On July 18, 2018, the Internal Revenue Service (IRS) released a Practice Unit advising IRS agents on the framework to follow in analyzing the tax treatment of transaction costs incurred by taxpayers in executing business practices. The latest Practice Unit provides guidance to IRS examiners in determining whether transaction costs must be capitalized or can be immediately deducted, and focuses on the so-called INDOPCO regulations contained in Treasury Regulation § 1.263-5. (For more information and background, see here.)
According to the Practice Unit, there is a three-step process applied to analyze a transaction costs issue:
- Determine whether the taxpayer is the proper legal entity to take the transaction costs into account for tax purposes;
- Determine whether the costs facilitate the transaction; and
- Determine how the taxpayer should treat facilitative costs it must capitalize.

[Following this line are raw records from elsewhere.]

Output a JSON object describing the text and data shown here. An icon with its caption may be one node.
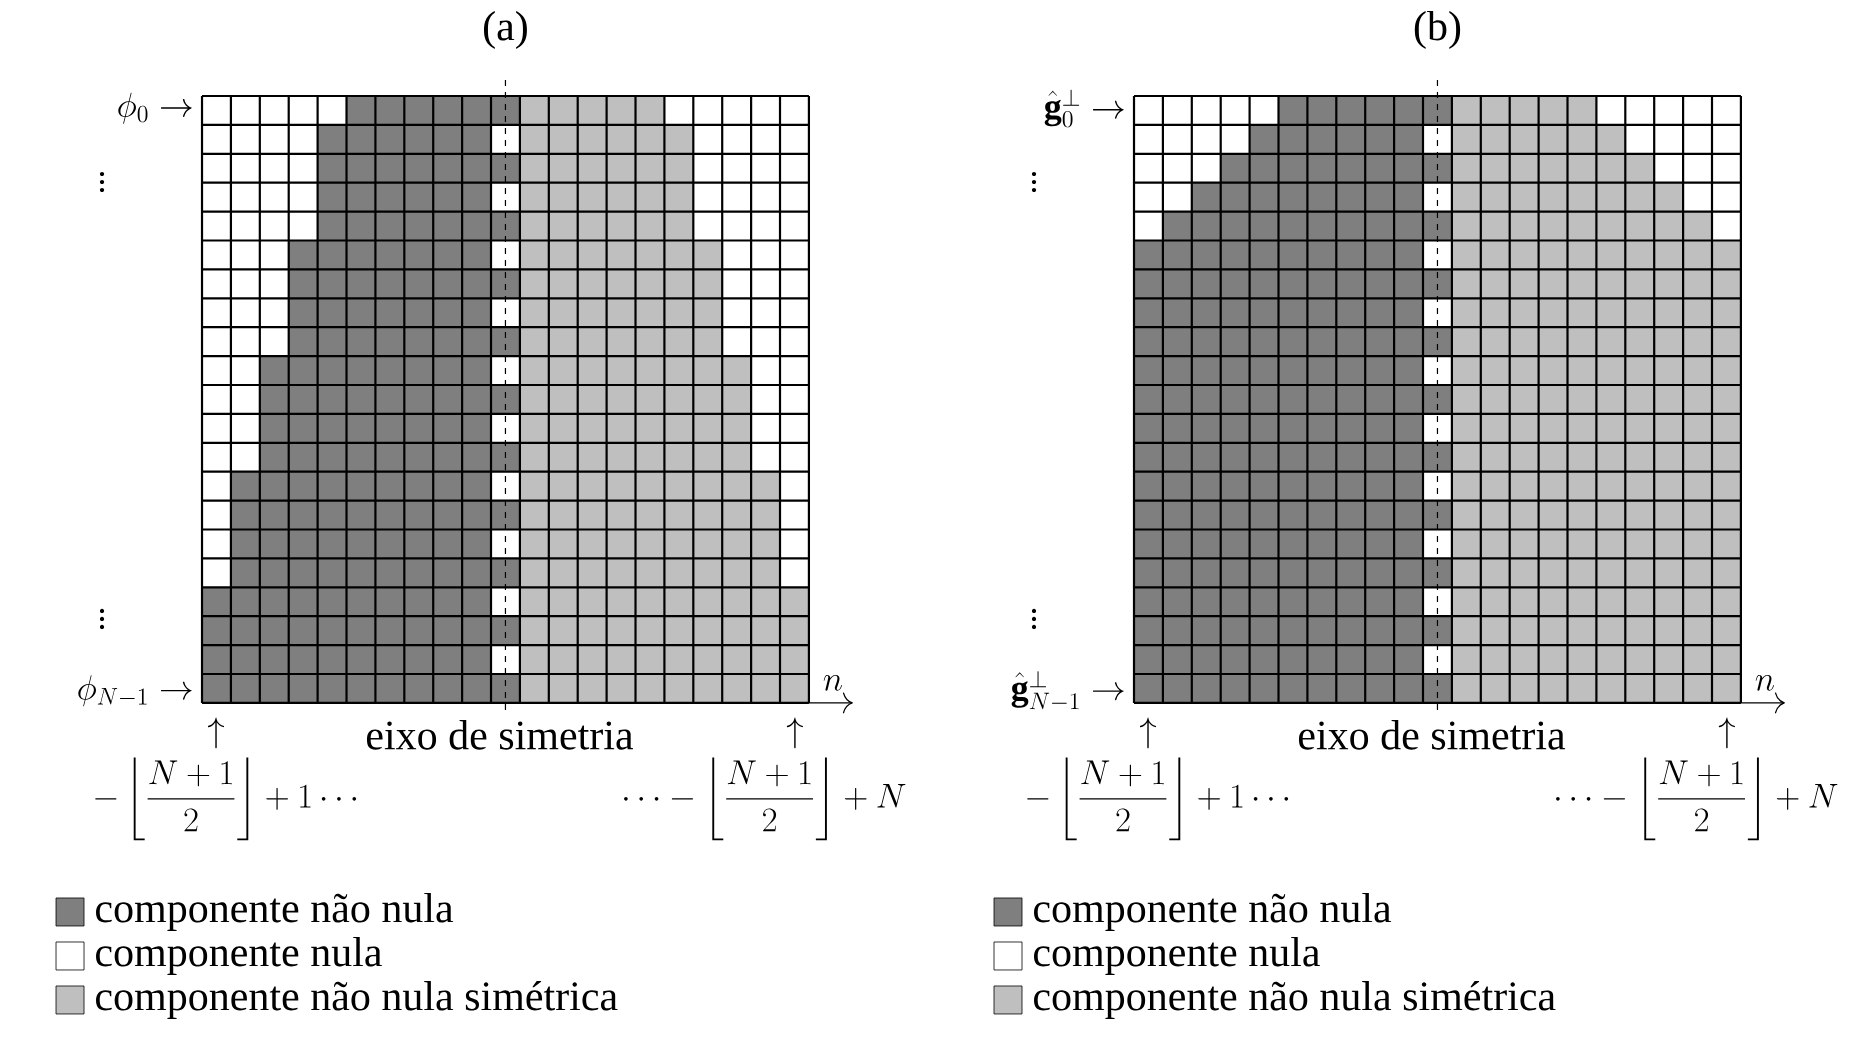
{
  "diagram": {
    "labels": [
      "(a)",
      "(b)",
      "\\phi_0 \\rightarrow",
      "\\vdots",
      "\\vdots",
      "\\phi_{N-1} \\rightarrow",
      "n",
      "\\uparrow",
      "eixo de simetria",
      "\\uparrow",
      "-\\left\\lfloor\\frac{N+1}{2}\\right\\rfloor+1\\cdots",
      "\\cdots-\\left\\lfloor\\frac{N+1}{2}\\right\\rfloor+N",
      "\\hat{\\mathbf{g}}_0^{\\perp} \\rightarrow",
      "\\vdots",
      "\\vdots",
      "\\hat{\\mathbf{g}}_{N-1}^{\\perp} \\rightarrow",
      "n",
      "\\uparrow",
      "eixo de simetria",
      "\\uparrow",
      "-\\left\\lfloor\\frac{N+1}{2}\\right\\rfloor+1\\cdots",
      "\\cdots-\\left\\lfloor\\frac{N+1}{2}\\right\\rfloor+N"
    ],
    "legend": [
      {
        "text": "componente não nula",
        "color": "#7f7f7f"
      },
      {
        "text": "componente nula"
      },
      {
        "text": "componente não nula simétrica",
        "color": "#bfbfbf"
      },
      {
        "text": "componente não nula",
        "color": "#7f7f7f"
      },
      {
        "text": "componente nula"
      },
      {
        "text": "componente não nula simétrica",
        "color": "#bfbfbf"
      }
    ]
  }
}
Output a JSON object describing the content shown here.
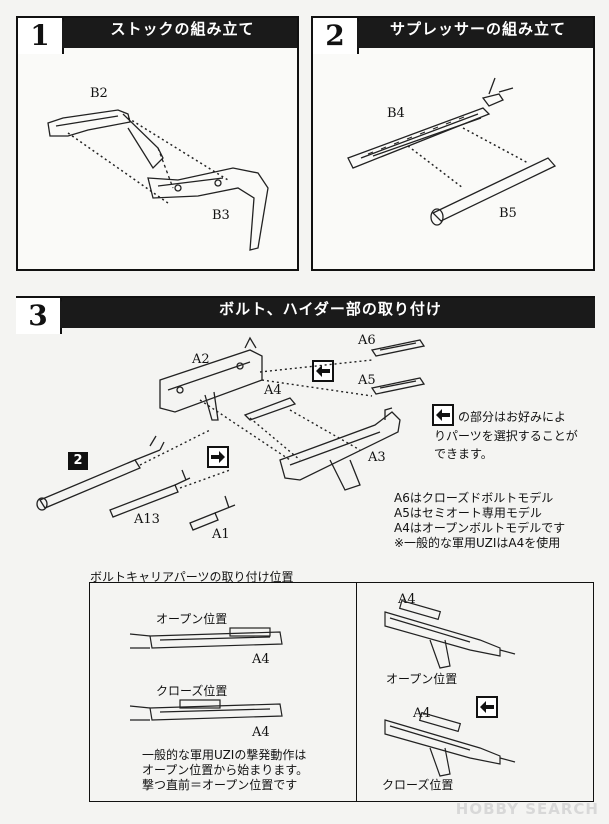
{
  "step1": {
    "number": "1",
    "title": "ストックの組み立て",
    "part_a": "B2",
    "part_b": "B3"
  },
  "step2": {
    "number": "2",
    "title": "サプレッサーの組み立て",
    "part_a": "B4",
    "part_b": "B5"
  },
  "step3": {
    "number": "3",
    "title": "ボルト、ハイダー部の取り付け",
    "parts": {
      "a2": "A2",
      "a4": "A4",
      "a6": "A6",
      "a5": "A5",
      "a3": "A3",
      "a13": "A13",
      "a1": "A1"
    },
    "ref_badge": "2",
    "choice_note": [
      "の部分はお好みによ",
      "りパーツを選択することが",
      "できます。"
    ],
    "model_notes": [
      "A6はクローズドボルトモデル",
      "A5はセミオート専用モデル",
      "A4はオープンボルトモデルです",
      "※一般的な軍用UZIはA4を使用"
    ]
  },
  "bolt_section": {
    "heading": "ボルトキャリアパーツの取り付け位置",
    "open_label": "オープン位置",
    "close_label": "クローズ位置",
    "part_label": "A4",
    "explain": [
      "一般的な軍用UZIの撃発動作は",
      "オープン位置から始まります。",
      "撃つ直前＝オープン位置です"
    ],
    "right_open_label": "オープン位置",
    "right_close_label": "クローズ位置"
  },
  "watermark": "HOBBY SEARCH"
}
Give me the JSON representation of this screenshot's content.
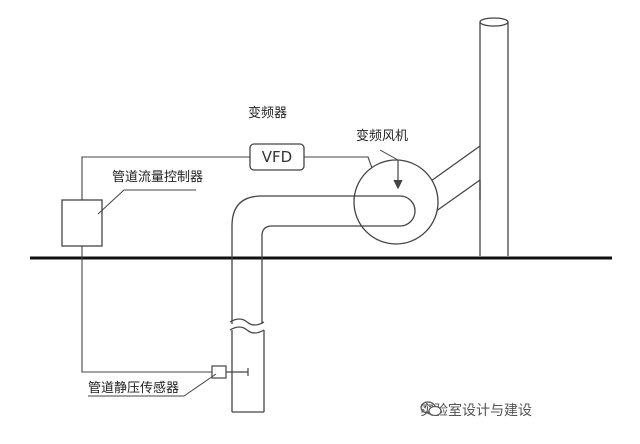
{
  "labels": {
    "vfd_title": "变频器",
    "vfd_box": "VFD",
    "fan": "变频风机",
    "controller": "管道流量控制器",
    "sensor": "管道静压传感器"
  },
  "watermark": {
    "text": "实验室设计与建设",
    "icon": "wechat-icon"
  },
  "colors": {
    "line": "#444444",
    "ground": "#111111"
  }
}
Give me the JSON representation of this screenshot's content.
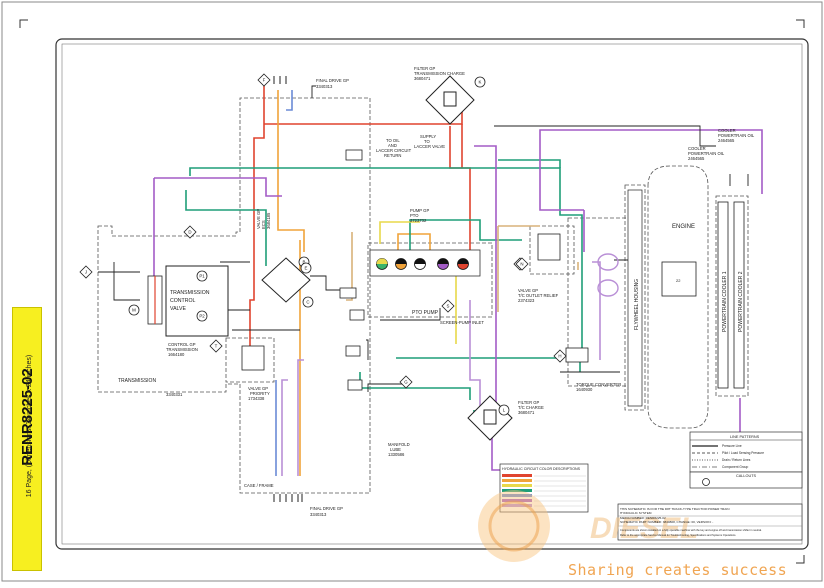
{
  "tab": {
    "title": "RENR8225-02",
    "subtitle": "16 Page, (Dimensions: 34 inches x 24 inches)"
  },
  "labels": {
    "final_drive_top": "FINAL DRIVE GP",
    "final_drive_top_pn": "3340313",
    "filter_trans_charge": "FILTER GP",
    "filter_trans_charge_sub": "TRANSMISSION CHARGE",
    "filter_trans_charge_pn": "3680471",
    "to_oil_lacer": "TO OIL",
    "to_oil_lacer2": "AND",
    "to_oil_lacer3": "LACCER CIRCUIT",
    "to_oil_lacer4": "RETURN",
    "supply_lacer": "SUPPLY",
    "supply_lacer2": "TO",
    "supply_lacer3": "LACCER VALVE",
    "cooler_powertrain_oil": "COOLER",
    "cooler_powertrain_oil2": "POWERTRAIN OIL",
    "cooler_powertrain_oil_pn": "2464565",
    "cooler_powertrain_b": "COOLER",
    "cooler_powertrain_b2": "POWERTRAIN OIL",
    "cooler_powertrain_b_pn": "2464565",
    "valve_gp_ecs": "VALVE GP",
    "valve_gp_ecs2": "ECS",
    "valve_gp_ecs_pn": "3684185",
    "pump_gp_pto": "PUMP GP",
    "pump_gp_pto2": "PTO",
    "pump_gp_pto_pn": "3723732",
    "engine": "ENGINE",
    "transmission_control_valve": "TRANSMISSION",
    "transmission_control_valve2": "CONTROL",
    "transmission_control_valve3": "VALVE",
    "valve_tc_outlet": "VALVE GP",
    "valve_tc_outlet2": "T/C OUTLET RELIEF",
    "valve_tc_outlet_pn": "2374323",
    "flywheel_housing": "FLYWHEEL HOUSING",
    "powertrain_cooler_1": "POWERTRAIN COOLER 1",
    "powertrain_cooler_2": "POWERTRAIN COOLER 2",
    "control_gp": "CONTROL GP",
    "control_gp2": "TRANSMISSION",
    "control_gp_pn": "1664180",
    "pto_pump": "PTO PUMP",
    "screen_pump_inlet": "SCREEN-PUMP INLET",
    "transmission": "TRANSMISSION",
    "transmission_pn": "3340331",
    "valve_priority": "VALVE GP",
    "valve_priority2": "PRIORITY",
    "valve_priority_pn": "1734338",
    "torque_converter": "TORQUE CONVERTER",
    "torque_converter_pn": "1640930",
    "filter_tc_charge": "FILTER GP",
    "filter_tc_charge2": "T/C CHARGE",
    "filter_tc_charge_pn": "3680471",
    "manifold_lube": "MANIFOLD",
    "manifold_lube2": "LUBE",
    "manifold_lube_pn": "1330586",
    "case_frame": "CASE / FRAME",
    "final_drive_bottom": "FINAL DRIVE GP",
    "final_drive_bottom_pn": "3340313",
    "hydraulic_legend_title": "HYDRAULIC CIRCUIT COLOR DESCRIPTIONS",
    "line_patterns": "LINE PATTERNS",
    "line_patterns_1": "Pressure Line",
    "line_patterns_2": "Pilot / Load Sensing Pressure",
    "line_patterns_3": "Drain / Return Lines",
    "line_patterns_4": "Component Group",
    "callouts": "CALLOUTS",
    "title_block_1": "THIS SCHEMATIC IS FOR THE D8T TRACK-TYPE TRACTOR POWER TRAIN",
    "title_block_2": "HYDRAULIC SYSTEM",
    "title_block_3": "MEDIA NUMBER: RENR8225-02",
    "title_block_4": "SCHEMATIC PART NUMBER: 3840808, CHANGE: 00, VERSION: -",
    "title_block_5": "Components are shown installed on a fully operable machine with the key and engine off and transmission shifter in neutral.",
    "title_block_6": "Refer to the appropriate Service Manual for Troubleshooting, Specifications and Systems Operations.",
    "engine_box": "22",
    "logo_text": "DIESEL",
    "watermark": "Sharing creates success"
  },
  "callout_letters": [
    "J",
    "A",
    "B",
    "C",
    "D",
    "E",
    "F",
    "G",
    "H",
    "K",
    "L",
    "M",
    "N",
    "P1",
    "P2",
    "S",
    "T"
  ],
  "colors": {
    "red": "#e0442f",
    "orange": "#f0a33a",
    "green": "#1f9e78",
    "purple": "#a35cc6",
    "lavender": "#b98fd6",
    "teal": "#1f9e78",
    "yellow": "#e8d94a",
    "tan": "#d8b27a",
    "blue": "#6b8bd6",
    "pink": "#e080a0",
    "frame": "#555555",
    "tab_yellow": "#f7ef20"
  }
}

The key considerations and outcomes for each step are illustrated in the Practice Unit as follows:
Practice Point: Determining whether transaction costs must be capitalized or can be deducted is sometimes a difficult process. The IRS has attempted to create bright-line rules in this area, but invariably there are factual situations not covered by the INDOPCO regulations and disputes that may arise. Understanding the IRS’s approach to examining transaction costs, as set forth in this Practice Unit, may assist taxpayers under examination in resolving these types of issues.